P1

Make
McLaren
Segment
Coupe

We nearly didn't include McLaren in this series. They are, after all, much more racing team than manufacturer. But then, so was Ferrari at first, and McLaren has also been getting much more serious about building cars in the recent past, and could now probably safely be said to exist in both worlds. And much as you would expect from a company primarily engaged in motorsports, the road cars built by the company formed in 1963 by a young Kiwi named Bruce McLaren are amazing technological achievements.

Though reasonably successful in Formula 1, Bruce McLaren didn't want to limit himself to one series, and started his own team as a means of competing in as many series as he could handle. This started with the Australian Tasman Series, a short-lived venture similar to F1 but allowing bigger engines. In F1, McLaren was still driving for Cooper in the early days of his team, but decided to move his team into F1 for the 1966 season. The team was soon also competing in Can-Am, and its first F1 World Championship would come in 1974, at the hands of the legendary Emerson Fittipaldi.

Many people believe that McLaren's first foray into building road cars came in 1992 with the F1, which still stands as an absolutely amazing car today, but McLaren made a couple of earlier attempts long before this. The first was the M6GT, a car which was to be built and homologated so that it could compete at Le Mans. This was basically a Can-Am car with a roof and some other tweaks to make it street legal. Of course, this was the late Sixties, so not a whole lot tweaks were really needed, as safety and emissions legislation wasn't quite so stringent. But manufacturing still proved to be a problem and the project never really got underway.

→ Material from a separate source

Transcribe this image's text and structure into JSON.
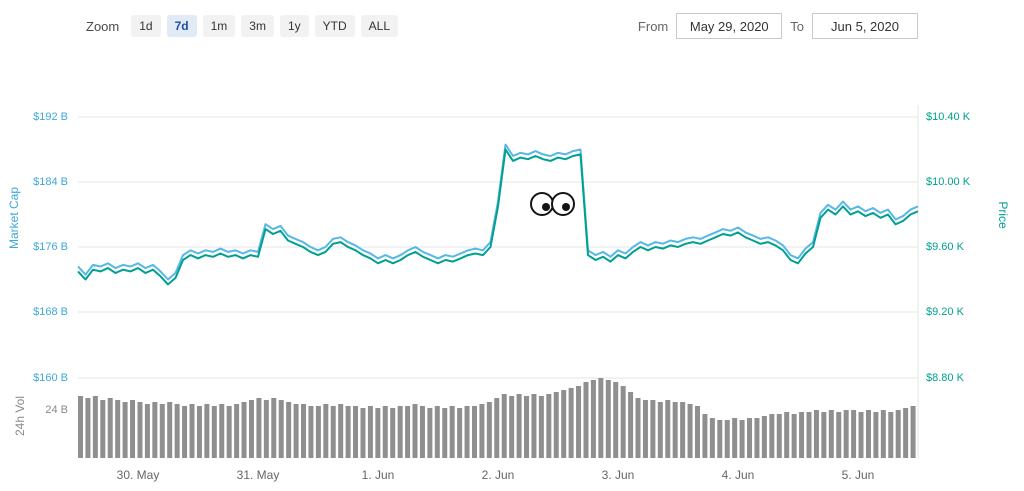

McLaren's next street car venture came in 1980, when it teamed up with Ford to make a special McLaren Mustang. The resulting car was an incredible technological achievement, but also horrifyingly expensive. Just 250 units were planned, but the high price made the car so unappealing that only 10 ended up being built, including the prototype. But it's not likely that this bothered anyone at McLaren for long, as the mid-Eighties to early Nineties were a golden age of sorts for McLaren in F1. From 1984 to 1991, McLaren won every F1 championship save one (1987) thanks to the driving of Niki Lauda, Alain Prost and Ayrton Senna.

From there came the debut of the F1 road car - at the time, the fastest production car ever made - and McLaren would become a well-known name even to those who weren't racing fans. Of course, though McLaren never intended to race the F1 supercar, it was eventually raced as the F1 GTR. This racing version wasn't too different from the street version, with the exception of the stripped interior and added safety equipment. But at the 1995 running of the 24 Hours of Le Mans, the F1 still took an overall win, beating purpose-built prototypes made specifically for this race.

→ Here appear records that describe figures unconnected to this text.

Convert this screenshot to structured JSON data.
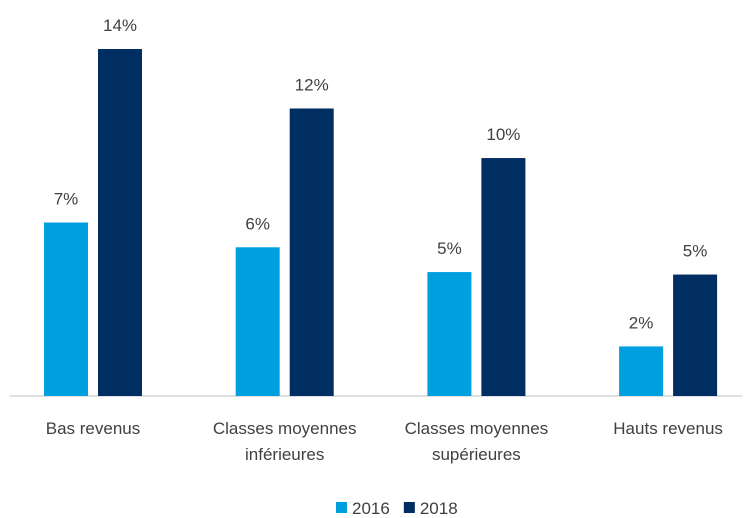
{
  "chart_data": {
    "type": "bar",
    "categories": [
      "Bas revenus",
      "Classes moyennes inférieures",
      "Classes moyennes supérieures",
      "Hauts revenus"
    ],
    "series": [
      {
        "name": "2016",
        "color": "#009fdf",
        "values": [
          7,
          6,
          5,
          2
        ],
        "value_labels": [
          "7%",
          "6%",
          "5%",
          "2%"
        ]
      },
      {
        "name": "2018",
        "color": "#002d62",
        "values": [
          14,
          11.6,
          9.6,
          4.9
        ],
        "value_labels": [
          "14%",
          "12%",
          "10%",
          "5%"
        ]
      }
    ],
    "legend": "bottom"
  }
}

McLaren had an absolutely bombproof reputation at this point, as there was no shortage of evidence that it definitely knew exactly what it was doing. McLaren is now the second oldest and second most successful team in the history of Formula 1, shown up in both categories only by Ferrari. It is also now producing the MP4-12C road car (which is also being raced in GT3 competition), and the new P1 has just been revealed. McLaren might not be the reigning champion, but it seems we can expect it to be highly competitive on the street and the track for many years to come.